Sharon also noted something that I think is at the heart of this story: Both Nelda and John are serious Bible students. That’s how this kind of selflessness is developed. For example, before John retired, he’d wake up at 4:00 a.m. every morning before work, because, Sharon told me, “...it was the best time for him to have some quiet time to spend several hours studying God’s word. He developed the curriculum for a 3-year study on an overview of each book of the Bible and our church has been using this curriculum for the past year.” 

We’d met Sharon a few years back when she traveled through Oregon a couple of times and joined us by our backyard fire, talking deeply with us late into the night. When we were passing through town to come to see her, since we could not plug in our Airstream at her apartment, she called the Lawrences to see if they could house us for a few days. 
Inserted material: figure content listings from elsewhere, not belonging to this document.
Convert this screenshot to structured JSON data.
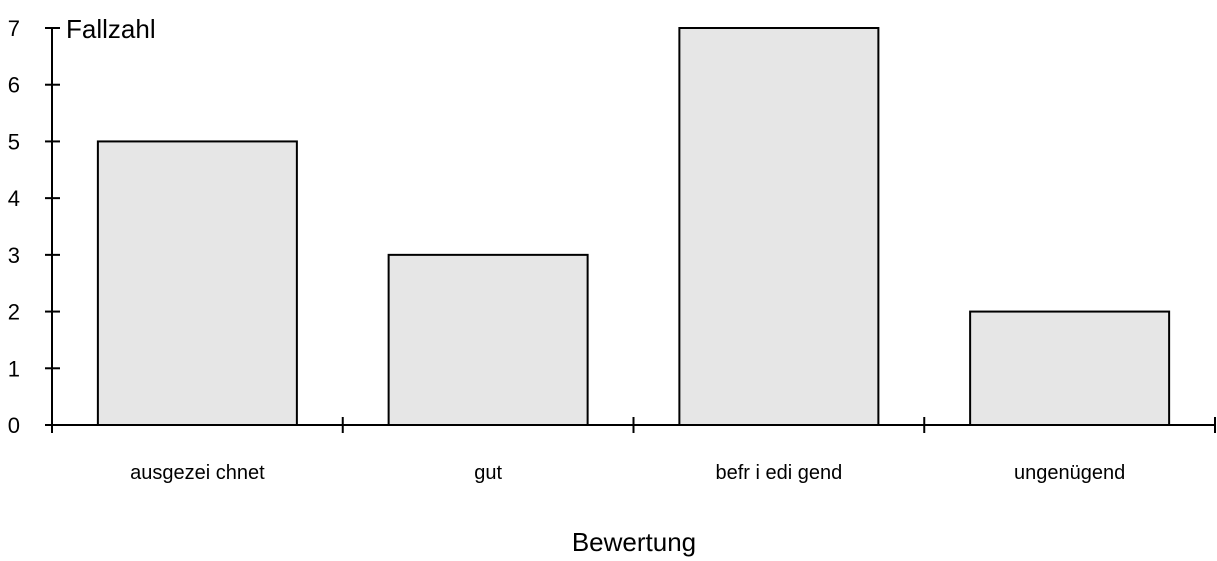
{
  "chart_data": {
    "type": "bar",
    "categories": [
      "ausgezei chnet",
      "gut",
      "befr i edi gend",
      "ungenügend"
    ],
    "values": [
      5,
      3,
      7,
      2
    ],
    "ylabel": "Fallzahl",
    "xlabel": "Bewertung",
    "ylim": [
      0,
      7
    ],
    "yticks": [
      "0",
      "1",
      "2",
      "3",
      "4",
      "5",
      "6",
      "7"
    ],
    "grid": false,
    "colors": {
      "bar_fill": "#e6e6e6",
      "bar_stroke": "#000000"
    }
  }
}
As fellow travelers, we have a lot in common and hope to meet up on some of our travels in the future. We were thankful for how warmly they received both of us and even our furry, white beast into their home. In fact, we got the clear impression our cat, Bella, wanted to move in. The Lawrences said that was fine with them (which surprised me, given the trail of white fur she often leaves behind). So I’ll end this little story by saying, “I, Cindy Dunagan, being of relatively sound mind, do hereby, upon any fatal crash of our van, bequeath Bella the Wonder Cat, should she survive us, to John and Nelda Lawrence of Warner Robins.”